Scientific classification
- Kingdom: Plantae
- Clade: Tracheophytes
- Clade: Angiosperms
- Clade: Eudicots
- Clade: Rosids
- Order: Rosales
- Family: Rhamnaceae
- Genus: Spyridium
- Species: S. furculentum
- Binomial name: Spyridium furculentum W.R.Barker & Kellermann

= Spyridium furculentum =

- Genus: Spyridium
- Species: furculentum
- Authority: W.R.Barker & Kellermann
- Conservation status: EN

Species of shrub

Spyridium furculentum, commonly known as forked spyridium, is a species of flowering plant in the family Rhamnaceae and is endemic to a small area of Victoria in Australia. It is a shrub with softly-hairy young stems, Y-shaped leaves, and head of white to cream-coloured flowers.

==Description==
Spyridium fontis-woodii is a shrub that typically grows to a height of up to about 1.6 m, its young stems densely covered with soft, star-shaped hairs. Its leaves are usually Y-shaped, 6–10 mm long, the lobes about the same length as the undivided part, and 1–2 mm wide, the petiole 0.9–1.5 mm long. There are reddish-brown, broadly egg-shaped stipules 1.3–2.8 mm long at the base of the petiole. The edges of the leaves are rolled under and the lower surface is covered with star-shaped hairs. The heads of flowers are hemispherical, about 10 mm in diameter with 2 to 5 floral leaves, enlarged stipules and papery bracts and at the base, the individual flowers white to cream-coloured. The floral tube is 0.4–0.5 mm long, the sepals 0.6–0.8 mm long and the petals about 0.3–0.5 mm long.
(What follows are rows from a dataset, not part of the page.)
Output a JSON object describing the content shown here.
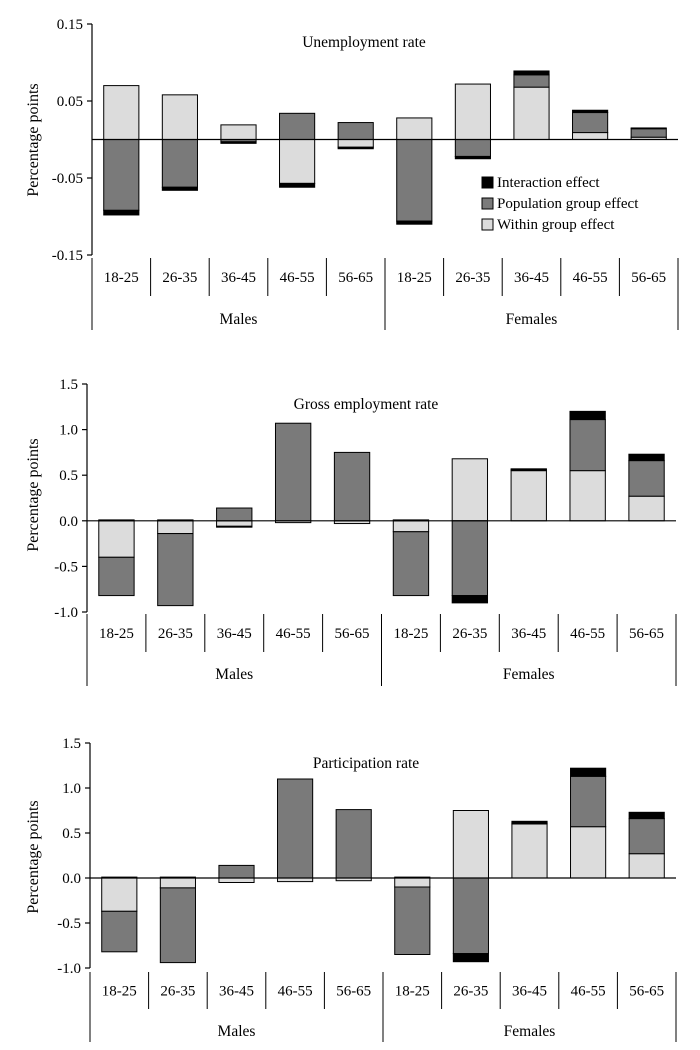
{
  "colors": {
    "within": "#dcdcdc",
    "population": "#7a7a7a",
    "interaction": "#000000",
    "outline": "#000000"
  },
  "chart_data": [
    {
      "type": "bar",
      "stacked": true,
      "title": "Unemployment rate",
      "ylabel": "Percentage points",
      "ylim": [
        -0.15,
        0.15
      ],
      "yticks": [
        0.15,
        0.05,
        -0.05,
        -0.15
      ],
      "ytick_labels": [
        "0.15",
        "0.05",
        "-0.05",
        "-0.15"
      ],
      "categories": [
        "18-25",
        "26-35",
        "36-45",
        "46-55",
        "56-65",
        "18-25",
        "26-35",
        "36-45",
        "46-55",
        "56-65"
      ],
      "groups": [
        {
          "label": "Males",
          "count": 5
        },
        {
          "label": "Females",
          "count": 5
        }
      ],
      "legend": {
        "position": "right-center",
        "entries": [
          "Interaction effect",
          "Population group effect",
          "Within group effect"
        ]
      },
      "series": [
        {
          "name": "Within group effect",
          "key": "within",
          "values": [
            0.07,
            0.058,
            0.019,
            -0.057,
            -0.01,
            0.028,
            0.072,
            0.068,
            0.009,
            0.003
          ]
        },
        {
          "name": "Population group effect",
          "key": "population",
          "values": [
            -0.092,
            -0.062,
            -0.003,
            0.034,
            0.022,
            -0.106,
            -0.022,
            0.016,
            0.026,
            0.011
          ]
        },
        {
          "name": "Interaction effect",
          "key": "interaction",
          "values": [
            -0.006,
            -0.004,
            -0.002,
            -0.005,
            -0.002,
            -0.004,
            -0.003,
            0.005,
            0.003,
            0.001
          ]
        }
      ]
    },
    {
      "type": "bar",
      "stacked": true,
      "title": "Gross employment rate",
      "ylabel": "Percentage points",
      "ylim": [
        -1.0,
        1.5
      ],
      "yticks": [
        1.5,
        1.0,
        0.5,
        0.0,
        -0.5,
        -1.0
      ],
      "ytick_labels": [
        "1.5",
        "1.0",
        "0.5",
        "0.0",
        "-0.5",
        "-1.0"
      ],
      "categories": [
        "18-25",
        "26-35",
        "36-45",
        "46-55",
        "56-65",
        "18-25",
        "26-35",
        "36-45",
        "46-55",
        "56-65"
      ],
      "groups": [
        {
          "label": "Males",
          "count": 5
        },
        {
          "label": "Females",
          "count": 5
        }
      ],
      "series": [
        {
          "name": "Within group effect",
          "key": "within",
          "values": [
            -0.4,
            -0.14,
            -0.06,
            -0.02,
            -0.03,
            -0.12,
            0.68,
            0.55,
            0.55,
            0.27
          ]
        },
        {
          "name": "Population group effect",
          "key": "population",
          "values": [
            -0.42,
            -0.79,
            0.14,
            1.07,
            0.75,
            -0.7,
            -0.82,
            0.01,
            0.56,
            0.39
          ]
        },
        {
          "name": "Interaction effect",
          "key": "interaction",
          "values": [
            0.01,
            0.01,
            -0.01,
            0.0,
            0.0,
            0.01,
            -0.08,
            0.01,
            0.09,
            0.07
          ]
        }
      ]
    },
    {
      "type": "bar",
      "stacked": true,
      "title": "Participation rate",
      "ylabel": "Percentage points",
      "ylim": [
        -1.0,
        1.5
      ],
      "yticks": [
        1.5,
        1.0,
        0.5,
        0.0,
        -0.5,
        -1.0
      ],
      "ytick_labels": [
        "1.5",
        "1.0",
        "0.5",
        "0.0",
        "-0.5",
        "-1.0"
      ],
      "categories": [
        "18-25",
        "26-35",
        "36-45",
        "46-55",
        "56-65",
        "18-25",
        "26-35",
        "36-45",
        "46-55",
        "56-65"
      ],
      "groups": [
        {
          "label": "Males",
          "count": 5
        },
        {
          "label": "Females",
          "count": 5
        }
      ],
      "series": [
        {
          "name": "Within group effect",
          "key": "within",
          "values": [
            -0.37,
            -0.11,
            -0.05,
            -0.04,
            -0.03,
            -0.1,
            0.75,
            0.6,
            0.57,
            0.27
          ]
        },
        {
          "name": "Population group effect",
          "key": "population",
          "values": [
            -0.45,
            -0.83,
            0.14,
            1.1,
            0.76,
            -0.75,
            -0.84,
            0.01,
            0.56,
            0.39
          ]
        },
        {
          "name": "Interaction effect",
          "key": "interaction",
          "values": [
            0.01,
            0.01,
            0.0,
            0.0,
            0.0,
            0.01,
            -0.09,
            0.02,
            0.09,
            0.07
          ]
        }
      ]
    }
  ]
}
Flowering occurs in spring and the fruit is a capsule about 2.5 mm long.

==Taxonomy==
Spyridium furculentum was first formally described in 2012 by William Barker and Jürgen Kellermann in the journal Muelleria from specimens collected south of the Little Desert National Park boundary in 1995. The specific epithet (furculentum) is derived from Latin, meaning "forked" and "marked development", referring to the prominently forked leaves.

==Distribution==
This species of Spyridium grows in mallee woodland south of the Little Desert National Park, between Goroke and Dimboola.

==Conservation status==
This species is listed as "endangered" under the Australian Government Environment Protection and Biodiversity Conservation Act 1999 and as "critically endangered" under the Victorian Government Flora and Fauna Guarantee Act 1988. The main threats to the species include road maintenance, clearance of native vegetation, trampling by apiarists, and weed invasion.